Procedure: Nano-LC-ESI-MS/MS of tryptic glycopeptides

  1. IgG samples are dried in a vacuum concentrator and dissolved in ultrapure water.
  2. A volume corresponding to ~10-15 µg of IgG is transferred to a 200 µL 96-well plate and cleaved with 200 ng trypsin.
  3. Resulting glycopeptides are purified by reverse-phase solid phase extraction using Chromabond C18ec beads.
  4. Purified glycopeptides are dried by vacuum centrifugation and then dissolved in 20 µL ultrapure water.
  5. Trypic digests are analyzed on a nanoACQUITY UPLC system coupled to a Compact mass spectrometer:
    • 9 µL eluates containing IgG tryptic glycopeptides are loaded onto an Acclaim PepMap100 C8 trap column and washed 1 min with 0.1% trifluoroacetic acid (solvent A) at a flow rate of 40 µL/min.
    • Separation is achieved on a HALO C18 nano-LC column using a 3.5 min gradient at a flow rate of 1 µL/min from 18.5% to 26% acetonitrile (80%) (solvent B).
  6. Glycopeptide compositions are assigned on the basis of m/z value and isotopic distribution pattern.
  7. Peak areas are calculated by summing areas for doubly and triply charged ions determined with LaCyTools and normalized to the total integrated area per IgG subclass.

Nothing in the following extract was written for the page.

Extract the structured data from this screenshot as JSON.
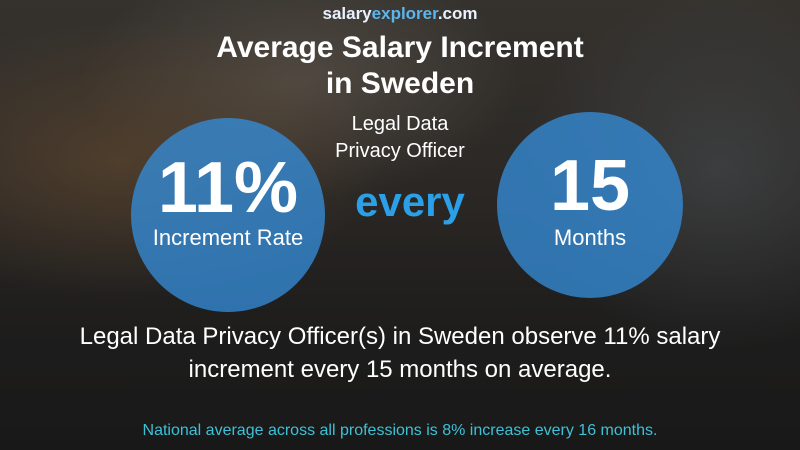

Data collected by investigator

  • IgG subclass relative abundance (normalized to the total integrated area of each IgG subclass) of specific types of N-glycan structures


Pucic, M. et al. High throughput isolation and glycosylation analysis of IgG-variabillity and heritability of the IgG glycome in three isolated human populations. Mol. Cell. Proteomics 10: M111.010090 (2011).